The school has an active tradition of student involvement in academic and extracurricular life. Many students participate in student interest groups, which organize events around environmental issues of interest to them. These groups range in interest from Conservation Finance and International Development, to the Built Environment and "Fresh & Salty: The Society for Marine and Coastal Systems.”There are also social and recreational groups, such as the Forestry Club, which every Friday organizes themed "TGIF" ("Thank-God-I'm-a-Forester") happy hours and school parties; the Polar Bear Club, which swims monthly in Long Island Sound under the full moon (year-round); Veggie Dinner, which is a weekly vegetarian dinner club; the Loggerrhythms, an a cappella singing group; and the student-run BYO Café in Kroon Hall opened in 2010. A notable YSE tradition is the extravagant environmentally inspired decoration of graduation caps in preparation for commencement.

== Notable graduates ==

- Matthew Auer 1996 PhD, Dean and Arch Professor, University of Georgia School of Public and International Affairs
- Linda Behnken, commercial fisher
- Frances Beinecke 1971 BA, 1974 MFS, President, Natural Resources Defense Council; member, National Commission on the BP Deepwater Horizon Oil Spill and Offshore Drilling (2010)

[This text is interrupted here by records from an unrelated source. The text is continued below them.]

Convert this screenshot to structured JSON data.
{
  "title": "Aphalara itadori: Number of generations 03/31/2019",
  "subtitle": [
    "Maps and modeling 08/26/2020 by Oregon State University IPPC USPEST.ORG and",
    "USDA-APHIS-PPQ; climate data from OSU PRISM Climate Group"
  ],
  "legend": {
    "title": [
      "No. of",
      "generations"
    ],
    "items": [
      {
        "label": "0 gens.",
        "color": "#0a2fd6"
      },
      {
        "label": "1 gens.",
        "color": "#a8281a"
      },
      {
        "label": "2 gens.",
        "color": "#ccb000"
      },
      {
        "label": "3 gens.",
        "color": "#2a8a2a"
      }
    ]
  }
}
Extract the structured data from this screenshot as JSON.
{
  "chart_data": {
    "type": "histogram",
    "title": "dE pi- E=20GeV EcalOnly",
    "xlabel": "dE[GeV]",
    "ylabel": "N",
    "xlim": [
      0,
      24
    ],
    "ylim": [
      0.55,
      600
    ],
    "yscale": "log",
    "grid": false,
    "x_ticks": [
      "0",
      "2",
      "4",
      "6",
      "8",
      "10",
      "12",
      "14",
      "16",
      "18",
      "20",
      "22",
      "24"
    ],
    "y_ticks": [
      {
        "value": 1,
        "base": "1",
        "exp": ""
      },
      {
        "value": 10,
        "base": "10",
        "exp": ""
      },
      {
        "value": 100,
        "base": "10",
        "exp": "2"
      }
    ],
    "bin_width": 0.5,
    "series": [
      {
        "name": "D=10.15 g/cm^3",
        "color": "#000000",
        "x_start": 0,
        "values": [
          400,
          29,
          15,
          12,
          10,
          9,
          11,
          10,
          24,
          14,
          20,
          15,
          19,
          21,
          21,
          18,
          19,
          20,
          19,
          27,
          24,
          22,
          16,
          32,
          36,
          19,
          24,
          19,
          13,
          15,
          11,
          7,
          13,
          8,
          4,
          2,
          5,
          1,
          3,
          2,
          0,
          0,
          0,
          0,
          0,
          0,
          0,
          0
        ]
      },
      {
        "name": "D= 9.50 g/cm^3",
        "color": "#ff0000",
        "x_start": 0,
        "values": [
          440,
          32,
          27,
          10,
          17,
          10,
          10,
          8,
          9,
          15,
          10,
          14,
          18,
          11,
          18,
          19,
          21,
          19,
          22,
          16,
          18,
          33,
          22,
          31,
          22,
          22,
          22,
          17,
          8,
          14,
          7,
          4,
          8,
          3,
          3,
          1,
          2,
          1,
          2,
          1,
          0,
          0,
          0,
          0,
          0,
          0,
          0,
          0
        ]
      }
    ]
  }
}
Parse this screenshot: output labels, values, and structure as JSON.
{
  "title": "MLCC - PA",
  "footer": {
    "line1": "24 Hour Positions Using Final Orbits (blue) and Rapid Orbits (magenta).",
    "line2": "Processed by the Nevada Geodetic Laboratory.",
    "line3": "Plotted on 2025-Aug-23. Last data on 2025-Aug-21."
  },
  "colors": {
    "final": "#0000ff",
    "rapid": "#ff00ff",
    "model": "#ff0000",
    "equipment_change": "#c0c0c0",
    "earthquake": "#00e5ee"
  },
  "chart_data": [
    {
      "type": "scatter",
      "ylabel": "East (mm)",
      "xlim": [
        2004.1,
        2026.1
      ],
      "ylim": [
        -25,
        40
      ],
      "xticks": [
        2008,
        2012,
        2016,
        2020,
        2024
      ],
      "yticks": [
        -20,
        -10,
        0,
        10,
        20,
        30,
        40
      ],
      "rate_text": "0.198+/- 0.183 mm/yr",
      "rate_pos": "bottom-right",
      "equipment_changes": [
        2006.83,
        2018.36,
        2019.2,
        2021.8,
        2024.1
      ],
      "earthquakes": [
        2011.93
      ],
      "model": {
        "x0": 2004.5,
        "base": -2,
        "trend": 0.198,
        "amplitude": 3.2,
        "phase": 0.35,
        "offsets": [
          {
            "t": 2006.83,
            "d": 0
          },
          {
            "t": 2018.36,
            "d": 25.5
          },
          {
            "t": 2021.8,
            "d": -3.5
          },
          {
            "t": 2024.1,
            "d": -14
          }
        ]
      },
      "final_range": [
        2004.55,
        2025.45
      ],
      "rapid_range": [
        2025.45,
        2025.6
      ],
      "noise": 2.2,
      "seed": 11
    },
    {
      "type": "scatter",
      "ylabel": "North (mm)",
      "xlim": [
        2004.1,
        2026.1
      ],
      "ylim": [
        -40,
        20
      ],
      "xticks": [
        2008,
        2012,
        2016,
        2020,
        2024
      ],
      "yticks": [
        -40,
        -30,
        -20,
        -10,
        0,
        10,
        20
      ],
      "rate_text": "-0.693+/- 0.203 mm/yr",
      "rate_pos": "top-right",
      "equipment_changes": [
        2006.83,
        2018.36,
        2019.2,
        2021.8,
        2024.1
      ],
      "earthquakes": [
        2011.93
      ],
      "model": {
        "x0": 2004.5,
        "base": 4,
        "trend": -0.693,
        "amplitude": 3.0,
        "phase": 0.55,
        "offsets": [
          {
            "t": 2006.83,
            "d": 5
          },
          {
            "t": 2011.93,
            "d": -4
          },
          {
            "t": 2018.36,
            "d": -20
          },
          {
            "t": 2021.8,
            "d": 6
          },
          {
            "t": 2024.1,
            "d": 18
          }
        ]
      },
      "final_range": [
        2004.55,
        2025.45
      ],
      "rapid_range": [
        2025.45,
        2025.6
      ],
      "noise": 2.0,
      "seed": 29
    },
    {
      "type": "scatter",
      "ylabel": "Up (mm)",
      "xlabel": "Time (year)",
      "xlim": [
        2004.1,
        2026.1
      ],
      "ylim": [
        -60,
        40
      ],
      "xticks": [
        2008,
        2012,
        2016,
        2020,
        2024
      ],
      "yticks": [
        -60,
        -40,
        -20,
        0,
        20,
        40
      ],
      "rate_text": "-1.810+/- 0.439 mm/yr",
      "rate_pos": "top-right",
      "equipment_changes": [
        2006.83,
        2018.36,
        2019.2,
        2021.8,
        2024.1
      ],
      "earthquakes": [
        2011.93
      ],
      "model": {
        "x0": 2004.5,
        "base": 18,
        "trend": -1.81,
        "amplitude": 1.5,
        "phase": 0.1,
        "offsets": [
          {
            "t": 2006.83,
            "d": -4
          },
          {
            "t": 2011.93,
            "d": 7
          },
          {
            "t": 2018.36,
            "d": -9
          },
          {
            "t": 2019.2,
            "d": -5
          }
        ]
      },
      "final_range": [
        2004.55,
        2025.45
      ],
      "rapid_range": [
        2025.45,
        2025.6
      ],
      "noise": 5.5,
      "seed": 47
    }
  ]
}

- Richard M. Brett, conservationist
- Agustín F. Carbó Lugo 2012 MEM, U.S. Department of Energy Inaugural Director of Puerto Rico Grid Modernization and Recovery Team (2022-2025); First Chairman of Puerto Rico Energy Commission (2014-2017)
- Ian Cheney 2002 BA, 2003 MEM, Emmy-nominated filmmaker
- William Wallace Covington 1976 PhD, Regents' Professor, Northern Arizona University
- Justin Elicker 2010 MEM, mayor of New Haven, Connecticut
- Richard Thornton Fisher 1903 MF, founding director of the Harvard Forest
- Alphonse "Buddy" Fletcher Jr. 2004 MEM
- Emanuel Fritz, a professor known as "Mr. Redwood"
- Carmen R. Guerrero Pérez 2010 MEM, director of the Caribbean Environmental Protection Division of the Environmental Protection Agency
- William B. Greeley, Chief, U.S. Forest Service, 1920–1928
- Christopher T. Hanson 1996 M.E.M./M.A.R. Chairman, Nuclear Regulatory Commission, 2021–2025
- Stuart L. Hart 1976 MFS, academic addressing global poverty and economic development, professor emeritus at Cornell University
- Phillip Hoose 1977 MFS, author
- Ralph Hosmer, pioneering Hawaiian forester
- Edward M. Kennedy Jr. 1991 MES, attorney and Connecticut state senator
- Aldo Leopold 1908, conservationist and author of A Sand County Almanac
- H. R. MacMillan, forester and industrialist
- John R. McGuire, Chief, U.S. Forest Service, 1972–1979
- Thornton T. Munger, pioneering U.S. Forest Service researcher; civic activist who helped create Portland, Oregon's Forest Park
- Mark Plotkin 1981 MFS, ethnobotanist, explorer, and activist
- Robert Michael Pyle 1976 PhD, lepidopterist and John-Burroughs-Medal–winning author, subject of The Dark Divide
- Samuel J. Record, botanist
- Arthur Cuming Ringland 1905, District Forester, Southwestern Region, U.S. Forest Service, 1908-1916, Co-founder CARE
- Ferdinand A. Silcox, Chief, U.S. Forest Service, 1933–1939
- David Martyn Smith, forester and educator, author of The Practice of Silviculture
- Eleanor Sterling 1993 PhD, conservationist and biologist, American Museum of Natural History
- Robert Y. Stuart, Chief, U.S. Forest Service, 1928–1933
- Dorceta E. Taylor 1985 MFS, 1991 PhD, environmental sociologist and preeminent scholars in the field of environmental justice, Yale University
- Rae Wynn-Grant 2010 MESc, large carnivore ecologist and a fellow with National Geographic Society.